'Aslına uygun olmalı'
'Vakıf Şehri Edirne' konulu Konferansta konuşan Vakıflar Bölge Eski Müdürü Yüksek Mimar Hayati Binler 'Yemiş Kapanı Hanı aslına uygun yapılmalıdır'
Edirne Anadolu Gençlik Derneği (AGD), Edirne’nin tarihi vakıf eserleri ile ilgili “Vakıf Şehri Edirne” konulu bir konferans düzenledi.
Gençlik ve Spor İl Müdürlüğü Konferans Salonunda düzenlenen programa Akademisyen, STK Yöneticisi, Sahasında uzman birçok kişi ve Üniversite talebeleri katıldılar.
Programın açış konuşmasını yapan AGD Edirne Şube Başkanı Abdülhamit İriş, katılımcılara ‘hoş geldiniz’ diyerek teşekkür ettikten sonra Yüksek Mimar, Vakıflar Bölge Eski Müdürü Hayati Binler “Vakıf Şehri Edirne” konulu bir sunum yaptı.
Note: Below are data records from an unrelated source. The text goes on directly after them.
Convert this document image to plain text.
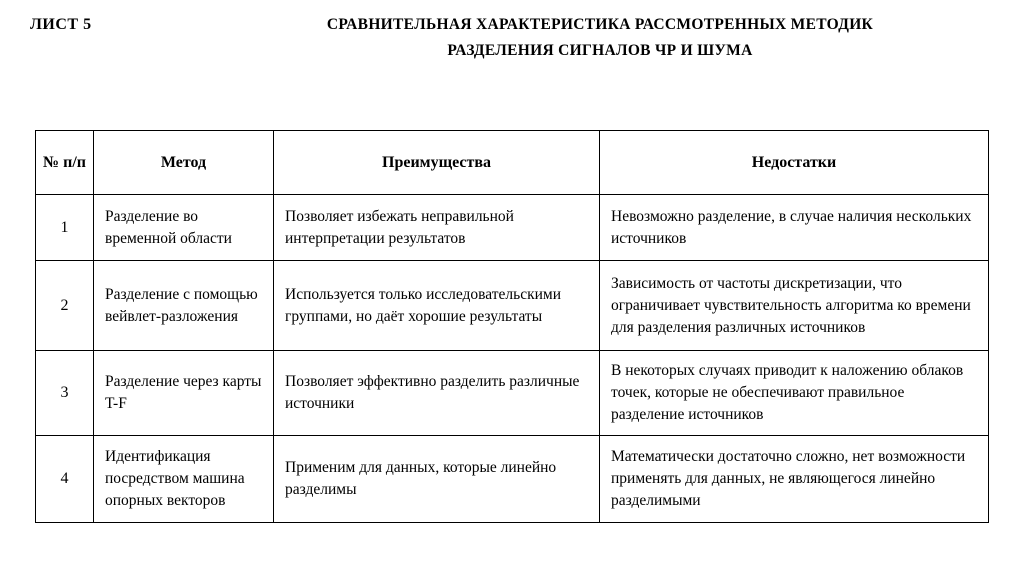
ЛИСТ 5	СРАВНИТЕЛЬНАЯ ХАРАКТЕРИСТИКА РАССМОТРЕННЫХ МЕТОДИК
РАЗДЕЛЕНИЯ СИГНАЛОВ ЧР И ШУМА
№ п/п	Метод	Преимущества	Недостатки
1	Разделение во временной области	Позволяет избежать неправильной интерпретации результатов	Невозможно разделение, в случае наличия нескольких источников
2	Разделение с помощью вейвлет-разложения	Используется только исследовательскими группами, но даёт хорошие результаты	Зависимость от частоты дискретизации, что ограничивает чувствительность алгоритма ко времени для разделения различных источников
3	Разделение через карты T-F	Позволяет эффективно разделить различные источники	В некоторых случаях приводит к наложению облаков точек, которые не обеспечивают правильное разделение источников
4	Идентификация посредством машина опорных векторов	Применим для данных, которые линейно разделимы	Математически достаточно сложно, нет возможности применять для данных, не являющегося линейно разделимыми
Şehrin siluetinin korunmasının önemine de dikkat çeken Binler, “birçok şehrimizde olduğu gibi geçmişte Edirne’de de bu konuda ihmaller yaşandı. Selimiye Camiinin siluetinin korunması konusunda Belediye yetkililerinden bir açıklama yapıldığını duydum. Bu konuda hassasiyet gösterilmesi beni de çok mutlu etti.”
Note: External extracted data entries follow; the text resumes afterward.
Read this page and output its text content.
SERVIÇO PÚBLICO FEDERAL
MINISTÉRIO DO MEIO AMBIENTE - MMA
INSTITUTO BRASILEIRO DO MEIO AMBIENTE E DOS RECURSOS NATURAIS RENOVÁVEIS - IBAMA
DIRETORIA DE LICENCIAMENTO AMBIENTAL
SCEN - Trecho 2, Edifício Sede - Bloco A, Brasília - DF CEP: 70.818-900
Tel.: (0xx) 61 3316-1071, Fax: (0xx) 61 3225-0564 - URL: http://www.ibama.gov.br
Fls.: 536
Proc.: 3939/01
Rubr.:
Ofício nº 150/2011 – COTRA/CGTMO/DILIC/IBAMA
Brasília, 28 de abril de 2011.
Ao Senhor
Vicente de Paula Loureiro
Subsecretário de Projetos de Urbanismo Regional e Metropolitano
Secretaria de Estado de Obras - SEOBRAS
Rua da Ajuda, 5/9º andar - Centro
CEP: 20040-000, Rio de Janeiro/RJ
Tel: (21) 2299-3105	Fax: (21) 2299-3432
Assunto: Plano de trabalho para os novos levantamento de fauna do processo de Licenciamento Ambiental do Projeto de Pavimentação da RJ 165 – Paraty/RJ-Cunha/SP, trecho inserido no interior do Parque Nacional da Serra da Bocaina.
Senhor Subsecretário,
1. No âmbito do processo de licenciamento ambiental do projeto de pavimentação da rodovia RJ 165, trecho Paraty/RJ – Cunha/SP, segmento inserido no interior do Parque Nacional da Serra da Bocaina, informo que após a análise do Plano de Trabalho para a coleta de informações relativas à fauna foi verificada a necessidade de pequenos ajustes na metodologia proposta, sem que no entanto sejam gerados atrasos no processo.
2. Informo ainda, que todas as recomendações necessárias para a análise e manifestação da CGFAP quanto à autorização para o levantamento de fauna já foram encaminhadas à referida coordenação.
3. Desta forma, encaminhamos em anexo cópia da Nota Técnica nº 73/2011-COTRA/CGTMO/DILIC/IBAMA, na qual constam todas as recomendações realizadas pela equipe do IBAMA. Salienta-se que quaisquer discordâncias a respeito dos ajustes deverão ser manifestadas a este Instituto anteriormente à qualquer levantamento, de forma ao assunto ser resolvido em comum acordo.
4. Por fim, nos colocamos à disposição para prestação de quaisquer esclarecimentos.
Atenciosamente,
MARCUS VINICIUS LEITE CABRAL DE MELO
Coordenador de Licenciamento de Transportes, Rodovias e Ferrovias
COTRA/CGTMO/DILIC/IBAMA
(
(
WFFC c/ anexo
Hayati Binler, Programın sonunda Mimarlık Fakültesi bir öğrencinin sorusu üzerine şunları söyledi; “Osmanlı kent dokusunda Avrupa’daki örnekleri gibi meydan yoktu. Şehrin merkezinde Cami, Caminin etrafında Hanlar yani ticarethaneler, onun da etrafında meskenler bulunurdu. Selimiye Camii Alan Düzenlemesi ile ilgili benim de görev yaptığım dönemde Belediye tarafından kurula gönderilen projede kurul olarak projeye Yemiş Kapanı Hanının da dahil edilmesi gerektiği kararını verdik. Akabinde kazılar başladı ve Yemiş Kapanı Hanının temelleri ortaya çıkartıldı. Yemiş Kapanı Hanı ile ilgili iki hususu belirtmek gerekir. Tarihi eserlerin teknik olarak aslına uygun olarak yapılması mümkündür. Temeller ortaya çıkartılmıştır, Rölevesi hazırlanarak rekonstrüksiyon projesi ile Yemiş Kapanı Hanı aslına uygun yapılmalıdır.Olayı Vakıf hukuku açısından değerlendirirsek, Vakıflar Bölge Müdürlüğü’nün görevi malına sahip çıkmak ve ihya etmektir. Yemiş Kapanı Hanı, 1976 yılında tescil edilmiş bir vakıf eseridir. Ben Vakıflar Bölge Müdürü iken Bedesten ile Rüstem Paşa Kervansarayı arasında bulunan iki kapılı han ile ilgili görevimiz icabı mülkiyetin Vakıflara geçmesi noktasında dava açmıştık. Ben ayrıldıktan sonra sonucu ne oldu bilemiyorum!.UNESCO koruyucu ve korumacı bir teşkilattır. Tarihi eserlere “Dünya Mirası” statüsü verir. Orada 500 yıllık bir Osmanlı eserinin temelleri ortaya çıkmışken bunun aslına uygun yapılmasına niçin karşı çıksın?” dedi.